Les discussions devraient porter sur l'établissement de protocoles pour évaluer la fiabilité et les implications éthiques des systèmes d'IA, en particulier ceux capables de générer un contenu hautement réaliste tel que des images, de l'audio et du texte.
Dans l'UE, de nouvelles règles visant à freiner la propagation du contenu trompeur généré par l'IA sont entrées en vigueur au début du mois. Ces réglementations exigent que tous les médias synthétiques, tels que les deepfakes, le texte généré par l'IA et les images manipulées, doivent être clairement étiquetés comme artificiels. L'objectif est d'accroître la transparence et d'aider les utilisateurs à distinguer le contenu réel et fabriqué, en particulier dans des contextes impliquant des personnalités publiques ou des sujets politiquement sensibles. La loi sur l'IA de l'UE exige que les entreprises opérant dans le bloc doivent s'assurer que le matériel généré par l'IA est marqué d'une étiquette visible et comprend un filigrane numérique indiquant son origine artificielle.
Les textes concernant des questions d'intérêt public doivent être étiquetés même s'ils ne sont pas soumis à un contrôle éditorial humain. Bien que les règles ne s'appliquent pas aux contenus générés par les utilisateurs ou aux créations artistiques, leur non-respect pourrait entraîner des sanctions substantielles, y compris des amendes allant jusqu'à 15 millions d'euros ou 3% du chiffre d'affaires global d'une entreprise. Les partisans des nouveaux règlements soutiennent qu'ils sont essentiels pour protéger les processus démocratiques et assurer l'intégrité des informations partagées en ligne.

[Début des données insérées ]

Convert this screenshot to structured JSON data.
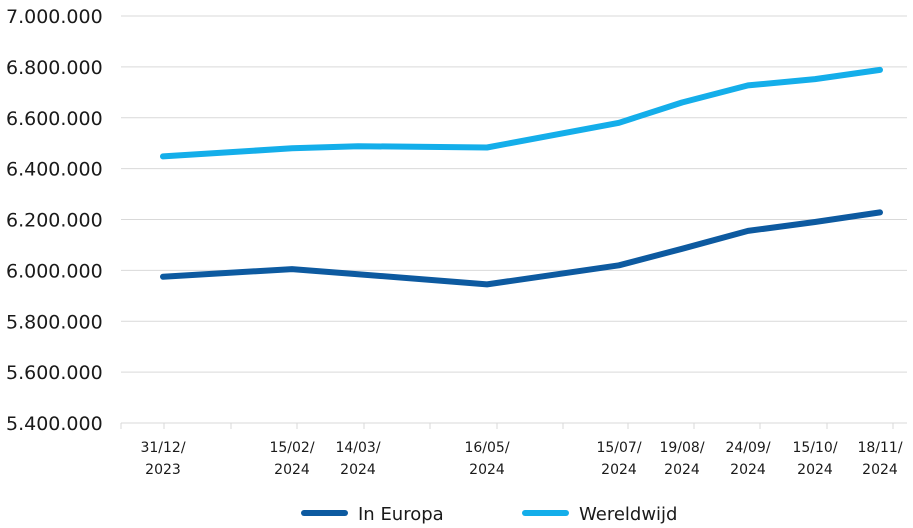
{
  "chart_data": {
    "type": "line",
    "title": "",
    "xlabel": "",
    "ylabel": "",
    "ylim": [
      5400000,
      7000000
    ],
    "y_ticks": [
      "7.000.000",
      "6.800.000",
      "6.600.000",
      "6.400.000",
      "6.200.000",
      "6.000.000",
      "5.800.000",
      "5.600.000",
      "5.400.000"
    ],
    "y_tick_values": [
      7000000,
      6800000,
      6600000,
      6400000,
      6200000,
      6000000,
      5800000,
      5600000,
      5400000
    ],
    "x": [
      "2023-12-31",
      "2024-02-15",
      "2024-03-14",
      "2024-05-16",
      "2024-07-15",
      "2024-08-19",
      "2024-09-24",
      "2024-10-15",
      "2024-11-18"
    ],
    "x_tick_labels": [
      [
        "31/12/",
        "2023"
      ],
      [
        "15/02/",
        "2024"
      ],
      [
        "14/03/",
        "2024"
      ],
      [
        "16/05/",
        "2024"
      ],
      [
        "15/07/",
        "2024"
      ],
      [
        "19/08/",
        "2024"
      ],
      [
        "24/09/",
        "2024"
      ],
      [
        "15/10/",
        "2024"
      ],
      [
        "18/11/",
        "2024"
      ]
    ],
    "series": [
      {
        "name": "In Europa",
        "color": "#0d5aa0",
        "values": [
          5975000,
          6005000,
          5985000,
          5945000,
          6020000,
          6085000,
          6155000,
          6190000,
          6228000
        ]
      },
      {
        "name": "Wereldwijd",
        "color": "#14aeea",
        "values": [
          6448000,
          6480000,
          6488000,
          6483000,
          6580000,
          6660000,
          6727000,
          6752000,
          6788000
        ]
      }
    ],
    "grid": true,
    "legend_position": "bottom-center"
  }
}
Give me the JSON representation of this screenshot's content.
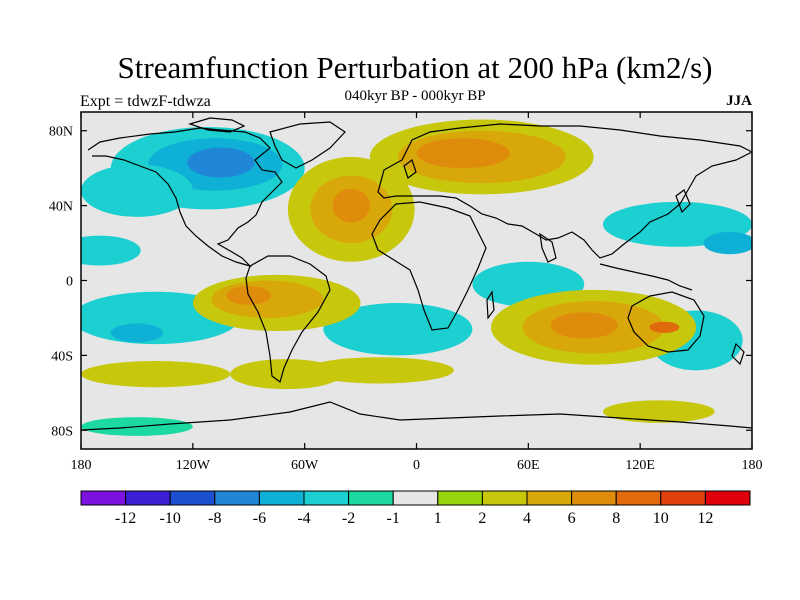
{
  "figure": {
    "title": "Streamfunction Perturbation at 200 hPa (km2/s)",
    "subtitle": "040kyr BP - 000kyr BP",
    "experiment_label": "Expt = tdwzF-tdwza",
    "season_label": "JJA"
  },
  "map": {
    "projection": "cylindrical-equidistant",
    "lon_range": [
      -180,
      180
    ],
    "lat_range": [
      -90,
      90
    ],
    "background_color": "#e6e6e6",
    "coastline_color": "#000000",
    "y_ticks": [
      {
        "lat": 80,
        "label": "80N"
      },
      {
        "lat": 40,
        "label": "40N"
      },
      {
        "lat": 0,
        "label": "0"
      },
      {
        "lat": -40,
        "label": "40S"
      },
      {
        "lat": -80,
        "label": "80S"
      }
    ],
    "x_ticks": [
      {
        "lon": -180,
        "label": "180"
      },
      {
        "lon": -120,
        "label": "120W"
      },
      {
        "lon": -60,
        "label": "60W"
      },
      {
        "lon": 0,
        "label": "0"
      },
      {
        "lon": 60,
        "label": "60E"
      },
      {
        "lon": 120,
        "label": "120E"
      },
      {
        "lon": 180,
        "label": "180"
      }
    ]
  },
  "colorbar": {
    "colors": [
      "#7b12e0",
      "#3b1fd4",
      "#1c50d0",
      "#1f86d8",
      "#0fb0d6",
      "#1ccfd0",
      "#1bd9a1",
      "#e6e6e6",
      "#99d50c",
      "#c7c70c",
      "#d8a80a",
      "#df8c0c",
      "#e06a0c",
      "#e0410d",
      "#e0000b"
    ],
    "labels": [
      "-12",
      "-10",
      "-8",
      "-6",
      "-4",
      "-2",
      "-1",
      "1",
      "2",
      "4",
      "6",
      "8",
      "10",
      "12"
    ]
  },
  "anomalies": [
    {
      "name": "north-america-negative-outer",
      "lon": -112,
      "lat": 60,
      "rx": 52,
      "ry": 22,
      "level": "-2"
    },
    {
      "name": "north-america-negative-mid",
      "lon": -108,
      "lat": 62,
      "rx": 36,
      "ry": 14,
      "level": "-4"
    },
    {
      "name": "north-america-negative-core",
      "lon": -105,
      "lat": 63,
      "rx": 18,
      "ry": 8,
      "level": "-6"
    },
    {
      "name": "north-pacific-negative-band",
      "lon": -150,
      "lat": 48,
      "rx": 30,
      "ry": 14,
      "level": "-2"
    },
    {
      "name": "east-pacific-negative",
      "lon": -170,
      "lat": 16,
      "rx": 22,
      "ry": 8,
      "level": "-2"
    },
    {
      "name": "south-pacific-negative",
      "lon": -140,
      "lat": -20,
      "rx": 45,
      "ry": 14,
      "level": "-2"
    },
    {
      "name": "south-pacific-negative-core",
      "lon": -150,
      "lat": -28,
      "rx": 14,
      "ry": 5,
      "level": "-4"
    },
    {
      "name": "south-atlantic-negative",
      "lon": -10,
      "lat": -26,
      "rx": 40,
      "ry": 14,
      "level": "-2"
    },
    {
      "name": "indian-ocean-negative",
      "lon": 60,
      "lat": -2,
      "rx": 30,
      "ry": 12,
      "level": "-2"
    },
    {
      "name": "east-asia-negative",
      "lon": 140,
      "lat": 30,
      "rx": 40,
      "ry": 12,
      "level": "-2"
    },
    {
      "name": "west-pacific-negative",
      "lon": 168,
      "lat": 20,
      "rx": 14,
      "ry": 6,
      "level": "-4"
    },
    {
      "name": "australia-south-negative",
      "lon": 150,
      "lat": -32,
      "rx": 25,
      "ry": 16,
      "level": "-2"
    },
    {
      "name": "atlantic-positive-outer",
      "lon": -35,
      "lat": 38,
      "rx": 34,
      "ry": 28,
      "level": "2"
    },
    {
      "name": "atlantic-positive-mid",
      "lon": -35,
      "lat": 38,
      "rx": 22,
      "ry": 18,
      "level": "4"
    },
    {
      "name": "atlantic-positive-core",
      "lon": -35,
      "lat": 40,
      "rx": 10,
      "ry": 9,
      "level": "6"
    },
    {
      "name": "north-eurasia-positive-outer",
      "lon": 35,
      "lat": 66,
      "rx": 60,
      "ry": 20,
      "level": "2"
    },
    {
      "name": "north-eurasia-positive-mid",
      "lon": 35,
      "lat": 66,
      "rx": 45,
      "ry": 14,
      "level": "4"
    },
    {
      "name": "north-eurasia-positive-core",
      "lon": 25,
      "lat": 68,
      "rx": 25,
      "ry": 8,
      "level": "6"
    },
    {
      "name": "tropical-atlantic-positive-outer",
      "lon": -75,
      "lat": -12,
      "rx": 45,
      "ry": 15,
      "level": "2"
    },
    {
      "name": "tropical-atlantic-positive-mid",
      "lon": -80,
      "lat": -10,
      "rx": 30,
      "ry": 10,
      "level": "4"
    },
    {
      "name": "tropical-atlantic-positive-core",
      "lon": -90,
      "lat": -8,
      "rx": 12,
      "ry": 5,
      "level": "6"
    },
    {
      "name": "south-indian-positive-outer",
      "lon": 95,
      "lat": -25,
      "rx": 55,
      "ry": 20,
      "level": "2"
    },
    {
      "name": "south-indian-positive-mid",
      "lon": 95,
      "lat": -25,
      "rx": 38,
      "ry": 14,
      "level": "4"
    },
    {
      "name": "south-indian-positive-core",
      "lon": 90,
      "lat": -24,
      "rx": 18,
      "ry": 7,
      "level": "6"
    },
    {
      "name": "australia-positive-core",
      "lon": 133,
      "lat": -25,
      "rx": 8,
      "ry": 3,
      "level": "8"
    },
    {
      "name": "south-positive-band",
      "lon": -150,
      "lat": -78,
      "rx": 30,
      "ry": 5,
      "level": "-1"
    },
    {
      "name": "southern-ocean-positive",
      "lon": -70,
      "lat": -50,
      "rx": 30,
      "ry": 8,
      "level": "2"
    },
    {
      "name": "south-america-positive",
      "lon": -20,
      "lat": -48,
      "rx": 40,
      "ry": 7,
      "level": "2"
    },
    {
      "name": "south-pacific-positive",
      "lon": -140,
      "lat": -50,
      "rx": 40,
      "ry": 7,
      "level": "2"
    },
    {
      "name": "south-africa-positive",
      "lon": 130,
      "lat": -70,
      "rx": 30,
      "ry": 6,
      "level": "2"
    }
  ]
}
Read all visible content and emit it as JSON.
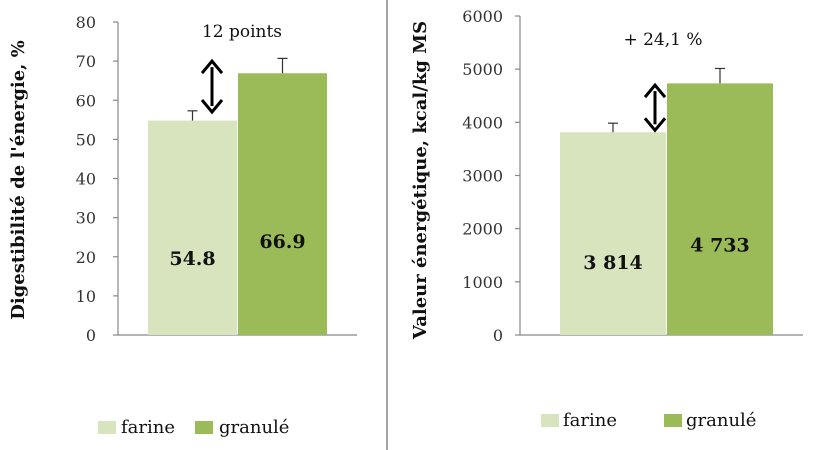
{
  "chart_data": [
    {
      "type": "bar",
      "ylabel": "Digestibilité de l'énergie, %",
      "ylim": [
        0,
        80
      ],
      "yticks": [
        0,
        10,
        20,
        30,
        40,
        50,
        60,
        70,
        80
      ],
      "series": [
        {
          "name": "farine",
          "value": 54.8,
          "label": "54.8",
          "error": 2.5,
          "color": "#d7e4bd"
        },
        {
          "name": "granulé",
          "value": 66.9,
          "label": "66.9",
          "error": 3.8,
          "color": "#9bbb59"
        }
      ],
      "annotation": "12 points",
      "grid": false,
      "legend": "bottom"
    },
    {
      "type": "bar",
      "ylabel": "Valeur énergétique, kcal/kg MS",
      "ylim": [
        0,
        6000
      ],
      "yticks": [
        0,
        1000,
        2000,
        3000,
        4000,
        5000,
        6000
      ],
      "series": [
        {
          "name": "farine",
          "value": 3814,
          "label": "3 814",
          "error": 170,
          "color": "#d7e4bd"
        },
        {
          "name": "granulé",
          "value": 4733,
          "label": "4 733",
          "error": 280,
          "color": "#9bbb59"
        }
      ],
      "annotation": "+ 24,1 %",
      "grid": false,
      "legend": "bottom"
    }
  ]
}
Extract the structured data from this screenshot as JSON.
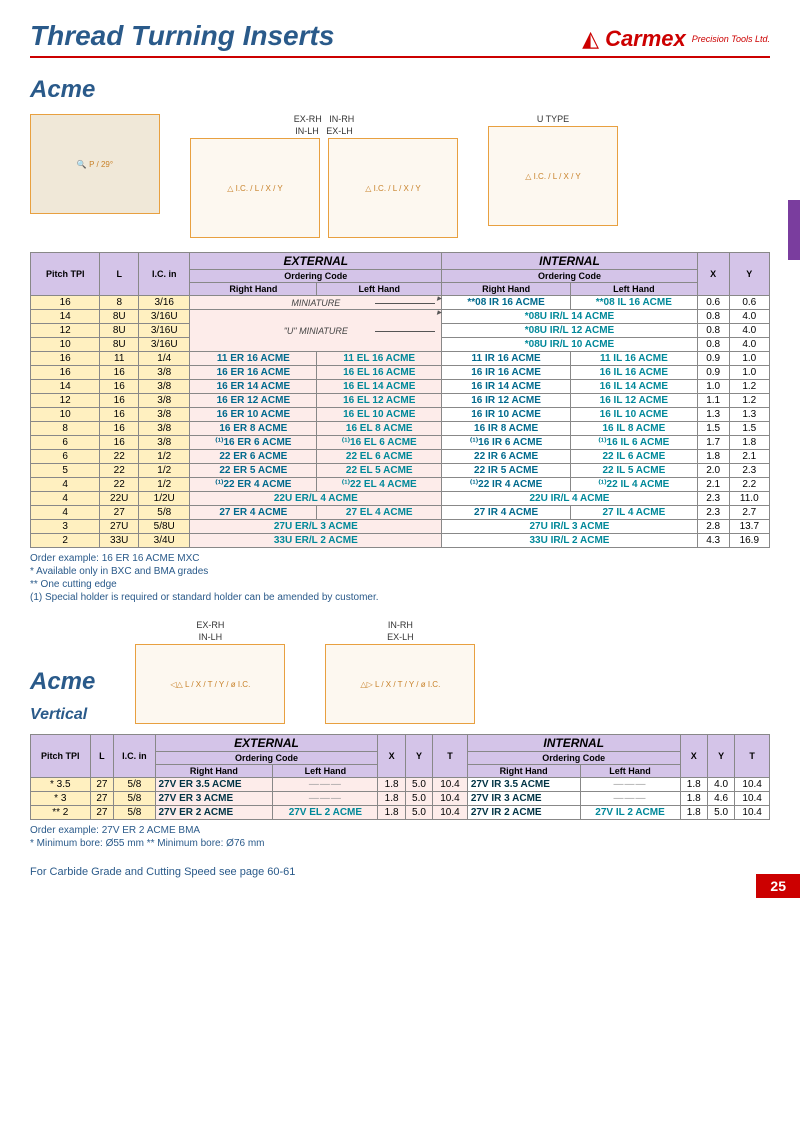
{
  "header": {
    "title": "Thread Turning Inserts",
    "brand": "Carmex",
    "brand_sub": "Precision Tools Ltd."
  },
  "section1": {
    "title": "Acme",
    "diag_labels": {
      "d1": "",
      "d2a": "EX-RH",
      "d2b": "IN-LH",
      "d3a": "IN-RH",
      "d3b": "EX-LH",
      "d4": "U TYPE"
    },
    "table": {
      "hdr_pitch": "Pitch\nTPI",
      "hdr_L": "L",
      "hdr_IC": "I.C.\nin",
      "hdr_ext": "EXTERNAL",
      "hdr_int": "INTERNAL",
      "hdr_order": "Ordering Code",
      "hdr_rh": "Right Hand",
      "hdr_lh": "Left Hand",
      "hdr_X": "X",
      "hdr_Y": "Y",
      "mini": "MINIATURE",
      "umini": "\"U\" MINIATURE",
      "rows": [
        {
          "pitch": "16",
          "L": "8",
          "IC": "3/16",
          "ext_rh": "",
          "ext_lh": "",
          "int_rh": "**08 IR 16 ACME",
          "int_lh": "**08 IL 16 ACME",
          "X": "0.6",
          "Y": "0.6",
          "mini": "mini"
        },
        {
          "pitch": "14",
          "L": "8U",
          "IC": "3/16U",
          "ext_rh": "",
          "ext_lh": "",
          "int_rh": "*08U IR/L 14 ACME",
          "int_lh": "",
          "X": "0.8",
          "Y": "4.0",
          "mini": "umini"
        },
        {
          "pitch": "12",
          "L": "8U",
          "IC": "3/16U",
          "ext_rh": "",
          "ext_lh": "",
          "int_rh": "*08U IR/L 12 ACME",
          "int_lh": "",
          "X": "0.8",
          "Y": "4.0"
        },
        {
          "pitch": "10",
          "L": "8U",
          "IC": "3/16U",
          "ext_rh": "",
          "ext_lh": "",
          "int_rh": "*08U IR/L 10 ACME",
          "int_lh": "",
          "X": "0.8",
          "Y": "4.0"
        },
        {
          "pitch": "16",
          "L": "11",
          "IC": "1/4",
          "ext_rh": "11 ER 16 ACME",
          "ext_lh": "11 EL 16 ACME",
          "int_rh": "11 IR 16 ACME",
          "int_lh": "11 IL 16 ACME",
          "X": "0.9",
          "Y": "1.0"
        },
        {
          "pitch": "16",
          "L": "16",
          "IC": "3/8",
          "ext_rh": "16 ER 16 ACME",
          "ext_lh": "16 EL 16 ACME",
          "int_rh": "16 IR 16 ACME",
          "int_lh": "16 IL 16 ACME",
          "X": "0.9",
          "Y": "1.0"
        },
        {
          "pitch": "14",
          "L": "16",
          "IC": "3/8",
          "ext_rh": "16 ER 14 ACME",
          "ext_lh": "16 EL 14 ACME",
          "int_rh": "16 IR 14 ACME",
          "int_lh": "16 IL 14 ACME",
          "X": "1.0",
          "Y": "1.2"
        },
        {
          "pitch": "12",
          "L": "16",
          "IC": "3/8",
          "ext_rh": "16 ER 12 ACME",
          "ext_lh": "16 EL 12 ACME",
          "int_rh": "16 IR 12 ACME",
          "int_lh": "16 IL 12 ACME",
          "X": "1.1",
          "Y": "1.2"
        },
        {
          "pitch": "10",
          "L": "16",
          "IC": "3/8",
          "ext_rh": "16 ER 10 ACME",
          "ext_lh": "16 EL 10 ACME",
          "int_rh": "16 IR 10 ACME",
          "int_lh": "16 IL 10 ACME",
          "X": "1.3",
          "Y": "1.3"
        },
        {
          "pitch": "8",
          "L": "16",
          "IC": "3/8",
          "ext_rh": "16 ER 8 ACME",
          "ext_lh": "16 EL 8 ACME",
          "int_rh": "16 IR 8 ACME",
          "int_lh": "16 IL 8 ACME",
          "X": "1.5",
          "Y": "1.5"
        },
        {
          "pitch": "6",
          "L": "16",
          "IC": "3/8",
          "ext_rh": "⁽¹⁾16 ER 6 ACME",
          "ext_lh": "⁽¹⁾16 EL 6 ACME",
          "int_rh": "⁽¹⁾16 IR 6 ACME",
          "int_lh": "⁽¹⁾16 IL 6 ACME",
          "X": "1.7",
          "Y": "1.8"
        },
        {
          "pitch": "6",
          "L": "22",
          "IC": "1/2",
          "ext_rh": "22 ER 6 ACME",
          "ext_lh": "22 EL 6 ACME",
          "int_rh": "22 IR 6 ACME",
          "int_lh": "22 IL 6 ACME",
          "X": "1.8",
          "Y": "2.1"
        },
        {
          "pitch": "5",
          "L": "22",
          "IC": "1/2",
          "ext_rh": "22 ER 5 ACME",
          "ext_lh": "22 EL 5 ACME",
          "int_rh": "22 IR 5 ACME",
          "int_lh": "22 IL 5 ACME",
          "X": "2.0",
          "Y": "2.3"
        },
        {
          "pitch": "4",
          "L": "22",
          "IC": "1/2",
          "ext_rh": "⁽¹⁾22 ER 4 ACME",
          "ext_lh": "⁽¹⁾22 EL 4 ACME",
          "int_rh": "⁽¹⁾22 IR 4 ACME",
          "int_lh": "⁽¹⁾22 IL 4 ACME",
          "X": "2.1",
          "Y": "2.2"
        },
        {
          "pitch": "4",
          "L": "22U",
          "IC": "1/2U",
          "ext_span": "22U ER/L 4 ACME",
          "int_span": "22U IR/L 4 ACME",
          "X": "2.3",
          "Y": "11.0"
        },
        {
          "pitch": "4",
          "L": "27",
          "IC": "5/8",
          "ext_rh": "27 ER 4 ACME",
          "ext_lh": "27 EL 4 ACME",
          "int_rh": "27 IR 4 ACME",
          "int_lh": "27 IL 4 ACME",
          "X": "2.3",
          "Y": "2.7"
        },
        {
          "pitch": "3",
          "L": "27U",
          "IC": "5/8U",
          "ext_span": "27U ER/L 3 ACME",
          "int_span": "27U IR/L 3 ACME",
          "X": "2.8",
          "Y": "13.7"
        },
        {
          "pitch": "2",
          "L": "33U",
          "IC": "3/4U",
          "ext_span": "33U ER/L 2 ACME",
          "int_span": "33U IR/L 2 ACME",
          "X": "4.3",
          "Y": "16.9"
        }
      ]
    },
    "notes": [
      "Order example: 16 ER 16 ACME MXC",
      "* Available only in BXC and BMA grades",
      "** One cutting edge",
      "(1) Special holder is required or standard holder can be amended by customer."
    ]
  },
  "section2": {
    "title": "Acme",
    "subtitle": "Vertical",
    "diag_labels": {
      "d1a": "EX-RH",
      "d1b": "IN-LH",
      "d2a": "IN-RH",
      "d2b": "EX-LH"
    },
    "table": {
      "hdr_pitch": "Pitch\nTPI",
      "hdr_L": "L",
      "hdr_IC": "I.C.\nin",
      "hdr_ext": "EXTERNAL",
      "hdr_int": "INTERNAL",
      "hdr_order": "Ordering Code",
      "hdr_rh": "Right Hand",
      "hdr_lh": "Left Hand",
      "hdr_X": "X",
      "hdr_Y": "Y",
      "hdr_T": "T",
      "rows": [
        {
          "pitch": "* 3.5",
          "L": "27",
          "IC": "5/8",
          "ext_rh": "27V ER 3.5 ACME",
          "ext_lh": "—",
          "eX": "1.8",
          "eY": "5.0",
          "eT": "10.4",
          "int_rh": "27V IR 3.5 ACME",
          "int_lh": "—",
          "iX": "1.8",
          "iY": "4.0",
          "iT": "10.4"
        },
        {
          "pitch": "* 3",
          "L": "27",
          "IC": "5/8",
          "ext_rh": "27V ER 3 ACME",
          "ext_lh": "—",
          "eX": "1.8",
          "eY": "5.0",
          "eT": "10.4",
          "int_rh": "27V IR 3 ACME",
          "int_lh": "—",
          "iX": "1.8",
          "iY": "4.6",
          "iT": "10.4"
        },
        {
          "pitch": "** 2",
          "L": "27",
          "IC": "5/8",
          "ext_rh": "27V ER 2 ACME",
          "ext_lh": "27V EL 2 ACME",
          "eX": "1.8",
          "eY": "5.0",
          "eT": "10.4",
          "int_rh": "27V IR 2 ACME",
          "int_lh": "27V IL 2 ACME",
          "iX": "1.8",
          "iY": "5.0",
          "iT": "10.4"
        }
      ]
    },
    "notes": [
      "Order example: 27V ER 2 ACME BMA",
      "* Minimum bore: Ø55 mm   ** Minimum bore: Ø76 mm"
    ]
  },
  "footer_note": "For Carbide Grade and Cutting Speed see page 60-61",
  "page_num": "25"
}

Cependant, certains représentants de l'industrie ont exprimé des réserves quant à la portée et à la mise en œuvre des règles. L'Association de l'industrie de l'informatique et des communications (CCIA) s'est inquiétée du fait que les lignes directrices pourraient être trop larges, ce qui pourrait entraîner une surcharge d'étiquettes qui pourraient désensibiliser les utilisateurs plutôt que d'améliorer la sensibilisation. Selon Boniface de Champris, responsable de la politique sur l'IA chez CCIA Europe, la distinction entre le contenu trompeur et d'autres formes de matériel généré par l'IA est floue, ce qui entraîne une situation où presque tout pourrait finir par être étiqueté.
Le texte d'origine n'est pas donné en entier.